Successful Supersymmetric Inflation
G. G. Ross, S. Sarkar
TL;DR
Ross and Sarkar argue that inflation can arise naturally within effective supergravity using a gauge-singlet inflaton in a hidden sector. They show that an inflationary scale around $V^{1/4}\sim 10^{14}$ GeV is compatible with SUSY-breaking dynamics and COBE data, yielding a low reheat temperature $T_R$ that avoids gravitino overproduction and a negligible tensor contribution with a tilted scalar spectrum. A concrete model with $I(\Phi)=\frac{\Delta^2}{M}(\Phi-\Phi_0)^2$ yields $\Delta/M\sim 1.4\times10^{-4}$, $V^{1/4}\sim 3\times10^{14}$ GeV, $m_\phi\sim 5\times10^{10}$ GeV, and $T_R\sim 1.5\times10^{5}$ GeV, consistent with gravitino bounds and COBE normalization. The paper also addresses gravitino production from inflaton decay (finding suppression) and the Polonyi/moduli problem, offering potential remedies such as high-scale moduli masses or coincident minima, while noting remaining challenges for light moduli like the dilaton.
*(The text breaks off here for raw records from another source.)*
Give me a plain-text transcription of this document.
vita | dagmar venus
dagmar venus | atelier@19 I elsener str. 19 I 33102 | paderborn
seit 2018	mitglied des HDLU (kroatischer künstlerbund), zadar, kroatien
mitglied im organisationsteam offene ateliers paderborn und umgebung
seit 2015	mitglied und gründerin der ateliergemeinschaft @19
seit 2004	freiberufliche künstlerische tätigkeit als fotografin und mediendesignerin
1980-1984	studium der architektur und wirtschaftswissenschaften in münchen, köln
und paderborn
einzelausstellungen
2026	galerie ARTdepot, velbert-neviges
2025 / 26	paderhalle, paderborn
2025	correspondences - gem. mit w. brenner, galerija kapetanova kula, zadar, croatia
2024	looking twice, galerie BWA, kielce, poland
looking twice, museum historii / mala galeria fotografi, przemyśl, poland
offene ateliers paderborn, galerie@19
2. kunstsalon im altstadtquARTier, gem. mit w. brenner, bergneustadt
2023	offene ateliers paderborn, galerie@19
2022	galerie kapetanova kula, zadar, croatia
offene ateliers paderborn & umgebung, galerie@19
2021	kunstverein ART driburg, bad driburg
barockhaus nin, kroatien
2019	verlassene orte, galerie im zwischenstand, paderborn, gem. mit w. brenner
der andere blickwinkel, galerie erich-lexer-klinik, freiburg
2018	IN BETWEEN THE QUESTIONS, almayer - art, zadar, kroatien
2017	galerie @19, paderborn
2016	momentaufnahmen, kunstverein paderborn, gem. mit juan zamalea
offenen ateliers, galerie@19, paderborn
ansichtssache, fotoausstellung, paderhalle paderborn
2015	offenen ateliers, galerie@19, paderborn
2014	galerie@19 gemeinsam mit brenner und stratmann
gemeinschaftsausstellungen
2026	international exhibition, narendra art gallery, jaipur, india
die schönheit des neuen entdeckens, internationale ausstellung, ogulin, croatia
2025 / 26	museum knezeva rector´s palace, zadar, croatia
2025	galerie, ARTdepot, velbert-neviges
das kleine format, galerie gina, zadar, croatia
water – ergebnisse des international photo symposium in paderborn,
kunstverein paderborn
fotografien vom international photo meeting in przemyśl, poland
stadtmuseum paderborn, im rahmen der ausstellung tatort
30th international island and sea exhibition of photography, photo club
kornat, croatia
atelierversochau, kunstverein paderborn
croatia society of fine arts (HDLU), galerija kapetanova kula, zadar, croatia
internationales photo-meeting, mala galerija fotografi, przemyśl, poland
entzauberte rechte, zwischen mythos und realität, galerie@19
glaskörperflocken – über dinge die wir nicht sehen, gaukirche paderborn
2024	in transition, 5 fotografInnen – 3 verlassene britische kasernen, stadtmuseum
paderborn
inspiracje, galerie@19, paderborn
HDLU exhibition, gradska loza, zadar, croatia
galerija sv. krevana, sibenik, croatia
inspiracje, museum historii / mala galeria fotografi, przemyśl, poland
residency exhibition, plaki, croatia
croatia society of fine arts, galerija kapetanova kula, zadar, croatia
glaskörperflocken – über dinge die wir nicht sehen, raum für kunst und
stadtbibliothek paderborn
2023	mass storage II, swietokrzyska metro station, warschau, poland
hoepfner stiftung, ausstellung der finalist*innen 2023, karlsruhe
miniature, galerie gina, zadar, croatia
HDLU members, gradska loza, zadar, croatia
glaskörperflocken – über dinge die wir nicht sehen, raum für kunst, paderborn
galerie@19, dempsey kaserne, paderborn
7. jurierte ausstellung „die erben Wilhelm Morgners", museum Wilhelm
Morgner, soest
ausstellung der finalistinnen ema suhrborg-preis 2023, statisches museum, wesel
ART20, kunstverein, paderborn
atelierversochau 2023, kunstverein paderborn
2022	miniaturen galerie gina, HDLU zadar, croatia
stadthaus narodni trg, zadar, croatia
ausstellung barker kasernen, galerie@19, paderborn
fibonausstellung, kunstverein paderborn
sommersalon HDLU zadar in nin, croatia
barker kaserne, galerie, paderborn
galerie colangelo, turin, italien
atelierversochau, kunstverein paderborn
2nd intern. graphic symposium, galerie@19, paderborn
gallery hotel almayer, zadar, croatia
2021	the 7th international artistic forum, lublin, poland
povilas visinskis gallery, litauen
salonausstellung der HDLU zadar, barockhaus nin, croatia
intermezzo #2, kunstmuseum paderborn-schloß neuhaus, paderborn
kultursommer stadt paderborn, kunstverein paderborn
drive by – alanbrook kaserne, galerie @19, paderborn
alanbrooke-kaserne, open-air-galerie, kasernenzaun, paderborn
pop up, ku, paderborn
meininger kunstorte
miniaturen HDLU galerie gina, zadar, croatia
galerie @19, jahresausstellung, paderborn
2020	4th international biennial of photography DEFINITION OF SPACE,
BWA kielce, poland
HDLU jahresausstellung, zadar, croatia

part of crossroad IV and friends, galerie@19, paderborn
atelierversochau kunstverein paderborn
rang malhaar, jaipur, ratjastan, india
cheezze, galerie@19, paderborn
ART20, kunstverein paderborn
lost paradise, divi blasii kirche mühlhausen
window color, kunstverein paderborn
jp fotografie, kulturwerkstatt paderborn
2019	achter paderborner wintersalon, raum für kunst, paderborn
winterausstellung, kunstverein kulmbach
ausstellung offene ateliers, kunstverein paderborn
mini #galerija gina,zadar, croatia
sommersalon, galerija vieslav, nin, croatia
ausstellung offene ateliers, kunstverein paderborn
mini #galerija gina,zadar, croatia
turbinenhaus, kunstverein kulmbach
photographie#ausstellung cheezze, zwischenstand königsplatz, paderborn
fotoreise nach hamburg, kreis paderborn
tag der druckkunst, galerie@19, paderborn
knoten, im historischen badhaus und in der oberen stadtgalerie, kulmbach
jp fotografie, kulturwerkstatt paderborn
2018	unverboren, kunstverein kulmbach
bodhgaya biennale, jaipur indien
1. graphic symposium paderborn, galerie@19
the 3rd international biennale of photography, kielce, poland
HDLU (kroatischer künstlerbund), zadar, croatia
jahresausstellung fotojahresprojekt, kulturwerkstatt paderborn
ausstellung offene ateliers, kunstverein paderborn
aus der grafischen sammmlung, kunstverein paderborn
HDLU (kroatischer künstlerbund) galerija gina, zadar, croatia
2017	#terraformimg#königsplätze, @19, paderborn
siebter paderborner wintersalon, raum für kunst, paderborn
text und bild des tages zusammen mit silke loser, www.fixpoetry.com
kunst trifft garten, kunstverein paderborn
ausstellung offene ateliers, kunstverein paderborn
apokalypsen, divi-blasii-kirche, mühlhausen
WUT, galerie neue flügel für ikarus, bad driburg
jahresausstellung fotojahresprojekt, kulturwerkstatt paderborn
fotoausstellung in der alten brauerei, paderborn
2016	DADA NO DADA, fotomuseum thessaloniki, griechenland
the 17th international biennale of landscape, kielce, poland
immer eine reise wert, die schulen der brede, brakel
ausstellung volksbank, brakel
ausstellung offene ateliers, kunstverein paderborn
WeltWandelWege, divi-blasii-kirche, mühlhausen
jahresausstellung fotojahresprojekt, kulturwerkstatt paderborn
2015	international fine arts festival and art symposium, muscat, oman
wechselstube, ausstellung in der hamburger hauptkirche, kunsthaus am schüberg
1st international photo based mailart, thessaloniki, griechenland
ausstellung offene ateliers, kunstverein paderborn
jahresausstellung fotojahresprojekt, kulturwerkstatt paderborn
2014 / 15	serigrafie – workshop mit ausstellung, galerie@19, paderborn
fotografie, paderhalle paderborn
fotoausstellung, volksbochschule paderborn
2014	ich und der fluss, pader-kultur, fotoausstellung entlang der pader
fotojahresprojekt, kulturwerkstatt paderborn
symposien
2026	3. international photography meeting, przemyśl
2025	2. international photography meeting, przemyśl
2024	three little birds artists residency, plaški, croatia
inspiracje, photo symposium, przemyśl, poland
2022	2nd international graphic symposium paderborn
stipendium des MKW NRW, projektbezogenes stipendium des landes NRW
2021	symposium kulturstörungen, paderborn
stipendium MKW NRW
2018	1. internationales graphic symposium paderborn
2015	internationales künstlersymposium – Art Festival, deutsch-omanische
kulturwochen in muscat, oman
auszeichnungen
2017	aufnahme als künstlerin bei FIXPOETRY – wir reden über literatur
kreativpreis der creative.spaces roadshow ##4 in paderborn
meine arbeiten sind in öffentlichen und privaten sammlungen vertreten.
Overall, the work advocates a natural, single-scale SUSY-inflation scenario with clear observational predictions for the CMB and structure formation, while outlining key cosmological caveats in string-inspired settings.
Abstract
We reconsider the problems of cosmological inflation in effective supergravity theories. A singlet field in a hidden sector is demonstrated to yield an acceptable inflationary potential, without fine tuning. In the simplest such model, the requirement of generating the microwave background anisotropy measured by COBE fixes the inflationary scale to be about $10^{14}$ GeV, implying a reheat temperature of order $10^{5}$ GeV. This is low enough to solve the gravitino problem but high enough to allow baryogenesis after inflation. Such consistency requires that the generation of gravitational waves be negligible and that the spectrum of scalar density perturbations depart significantly from scale-invariance, thus improving the fit to large-scale structure in an universe dominated by cold dark matter. We also consider the problems associated with gravitino production through inflaton decay and with other weakly coupled fields such as the moduli encountered in (compactified) string theories.